戯曲『リア王』を読んで、あらためて悲劇と認識2024年03月15日

『リア王』(シェイクスピア、松岡和子訳/ちくま文庫)
いま、東京芸術劇場で上演中の『リア王』(演出:ショーン・ホームズ、主演:段田安則)を近く観劇予定だ。観劇に先立って戯曲を読んだ。

 『リア王』(シェイクスピア・松岡和子訳/ちくま文庫)

 シェイクスピアの主要戯曲はだいたい読んでいる気がしていた。だが、『リア王』のチケットを手配したとき、四大悲劇のひとつである『リア王』を戯曲で読んでいないと気づいた。だが、私のシェイクスピア初体験は『リア王』である。

 私がジュニア版の『リア王』を読んだのは小学低学年の頃だった。わがささやかな読書体験の最も初期によんだ「お話し」である。幼少期に読んだ本の印象は長く残る。コーディリアという三女の名とケント伯爵の名は記憶に刻まれている。いまでも、「ケント」という名に接すると煙草やスーパーマンではなく『リア王』が思い浮かぶ。不思議なことだ。

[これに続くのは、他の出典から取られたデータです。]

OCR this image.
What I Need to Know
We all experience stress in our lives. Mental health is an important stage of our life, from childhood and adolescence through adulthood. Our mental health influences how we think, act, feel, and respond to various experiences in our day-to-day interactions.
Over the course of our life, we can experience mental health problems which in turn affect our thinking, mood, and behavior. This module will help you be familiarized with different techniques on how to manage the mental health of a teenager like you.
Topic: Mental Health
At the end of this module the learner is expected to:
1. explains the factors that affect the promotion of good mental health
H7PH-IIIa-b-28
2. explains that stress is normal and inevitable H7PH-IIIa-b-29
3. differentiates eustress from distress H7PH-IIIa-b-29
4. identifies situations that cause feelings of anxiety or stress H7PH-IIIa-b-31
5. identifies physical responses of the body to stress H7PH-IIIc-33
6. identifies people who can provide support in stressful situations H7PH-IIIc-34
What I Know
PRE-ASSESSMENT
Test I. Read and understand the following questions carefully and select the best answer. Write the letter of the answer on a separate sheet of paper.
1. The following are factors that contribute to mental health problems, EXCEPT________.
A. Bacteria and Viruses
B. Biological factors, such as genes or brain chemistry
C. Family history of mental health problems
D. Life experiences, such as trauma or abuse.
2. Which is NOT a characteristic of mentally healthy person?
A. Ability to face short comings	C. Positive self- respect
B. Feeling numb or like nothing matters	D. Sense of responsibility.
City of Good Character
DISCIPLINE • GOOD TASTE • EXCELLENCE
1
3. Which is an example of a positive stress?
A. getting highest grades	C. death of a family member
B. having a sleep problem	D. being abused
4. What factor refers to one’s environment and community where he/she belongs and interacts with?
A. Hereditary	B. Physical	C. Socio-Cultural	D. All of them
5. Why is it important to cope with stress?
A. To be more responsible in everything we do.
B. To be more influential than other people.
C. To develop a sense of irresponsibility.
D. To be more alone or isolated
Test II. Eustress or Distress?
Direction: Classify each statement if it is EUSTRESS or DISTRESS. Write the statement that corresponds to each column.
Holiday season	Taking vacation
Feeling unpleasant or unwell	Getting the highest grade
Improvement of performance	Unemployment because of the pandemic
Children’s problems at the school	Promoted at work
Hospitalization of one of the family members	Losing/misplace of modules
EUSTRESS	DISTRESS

 記憶には残っているが、『リア王』を面白いと思ったわけではない。バカな王様が騙されて嵐の中をさすらう姿に強烈な印象を受けた。イヤな話だと思った。読み返したいとも思わなかった。後にラムのシェイクスピア物語で読んだ『ハムレット』『マクベス』『オセロ』は面白いと感じ、戯曲も読んだ。しかし、『リア王』はイヤな話という印象が持続したまま戯曲もスルーしていた。

 今回、初めて戯曲を読んで、その展開の速さに驚いた。開幕早々にリア王はコーディリアに対して癇癪を起し、戯曲半ばで、すでに道化と共に嵐の中をさまよっている。私の記憶にあるリア王はこのシーンで終わっているのだ。

 そもそも、小学生時代に読んだジュニア版の記憶を頼りにするのが無理筋で、虚心に戯曲を読み進めねばならない。読み終えて、こんな結末だったのかと少し驚いた。かなり強烈で極端で理不尽な悲劇である。愚かさが招く悲劇とは言え、誰もが多かれ少なかれ愚かなのだから身につまされる。